When this topic matters
The "read or not read script" debate is as old as phone sales. But it is usually framed wrong.
It is not about having or not having a script. It is about how to use it — as support or as a brake.
What happens in practice
Operators who read scripts literally sound unnatural. But operators without any structure often wander and lose control of the call.
Best operators have the script "in their head" — they understand the structure, know key points, but formulate in their own words.
Why it fails
Script fails when it is too long, too complicated, or when operator does not understand its logic.
Conversation without structure fails when operator has no clear goal, does not know how to respond to objections, or forgets key information.
How to think about it
Instead of "script vs conversation" think about three levels: 1) Framework (call structure). 2) Key messages (what must be said). 3) Formulation (how to say it).
Framework and key messages should be fixed. Formulation should be flexible — adapted to the person on the other side.
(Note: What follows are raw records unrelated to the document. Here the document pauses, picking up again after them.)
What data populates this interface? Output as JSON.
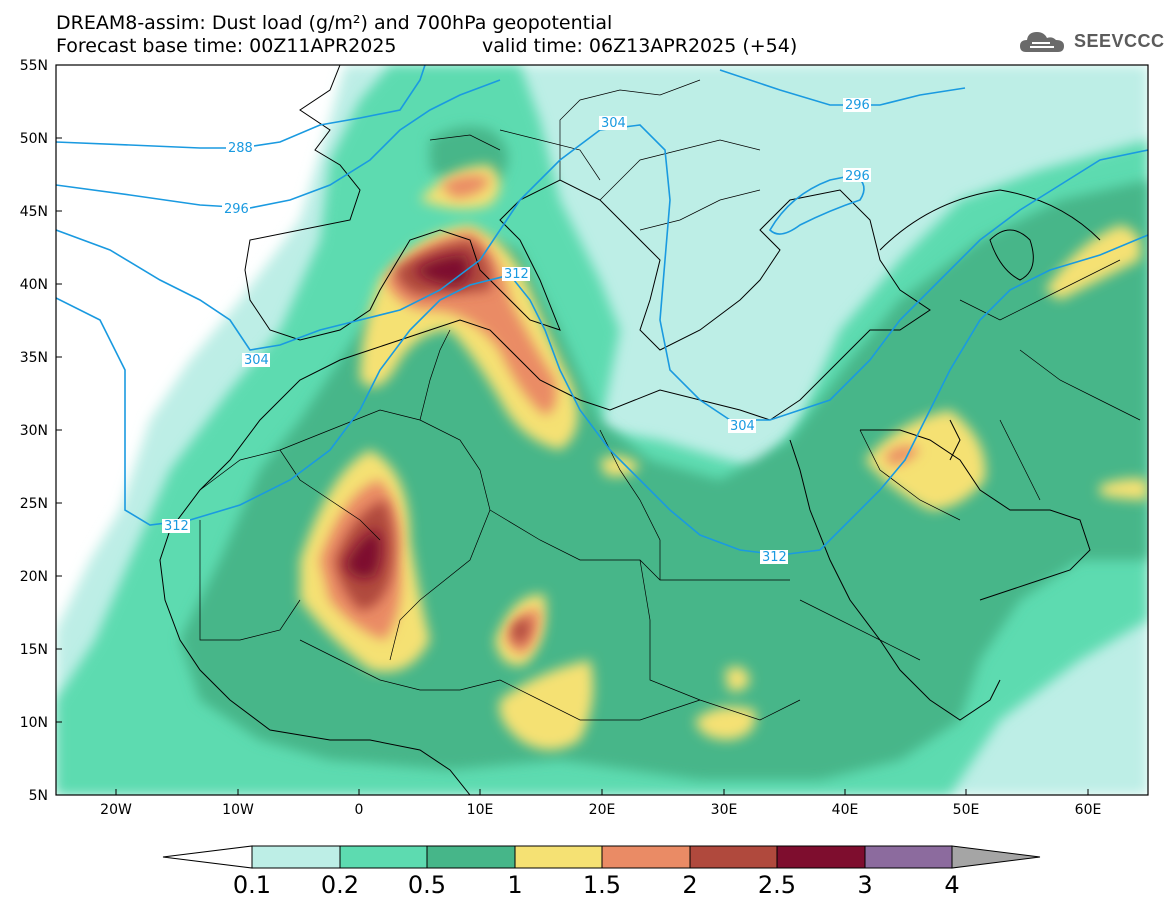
{
  "title_line1": "DREAM8-assim: Dust load (g/m²) and 700hPa geopotential",
  "title_line2_left": "Forecast base time: 00Z11APR2025",
  "title_line2_right": "valid time: 06Z13APR2025 (+54)",
  "logo_text": "SEEVCCC",
  "lat_labels": [
    "55N",
    "50N",
    "45N",
    "40N",
    "35N",
    "30N",
    "25N",
    "20N",
    "15N",
    "10N",
    "5N"
  ],
  "lon_labels": [
    "20W",
    "10W",
    "0",
    "10E",
    "20E",
    "30E",
    "40E",
    "50E",
    "60E"
  ],
  "contour_labels": [
    "288",
    "296",
    "296",
    "296",
    "304",
    "304",
    "304",
    "312",
    "312",
    "312"
  ],
  "colorbar": {
    "labels": [
      "0.1",
      "0.2",
      "0.5",
      "1",
      "1.5",
      "2",
      "2.5",
      "3",
      "4"
    ],
    "colors": [
      "#ffffff",
      "#bdeee6",
      "#5ddbb0",
      "#46b689",
      "#f5e173",
      "#ea8b65",
      "#b0493d",
      "#7e0d2e",
      "#8c6b9e",
      "#a5a5a5"
    ]
  },
  "colors": {
    "land_bg": "#ffffff",
    "c1": "#bdeee6",
    "c2": "#5ddbb0",
    "c3": "#46b689",
    "c4": "#f5e173",
    "c5": "#ea8b65",
    "c6": "#b0493d",
    "c7": "#7e0d2e",
    "contour": "#1a9ae0"
  }
}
What you gain and what you lose
Strict script: consistency, easier training, but lower authenticity and worse adaptation.
Free conversation: authenticity, adaptation, but higher demands on operator and risk of inconsistency.
When to use what
Strict script: new operators, compliance-sensitive segments, simple transactions.
Looser framework: experienced operators, complex B2B, segments requiring personalization.
It is not about script yes/no. It is about three levels: call structure, key messages, and formulation. First two fixed, third flexible.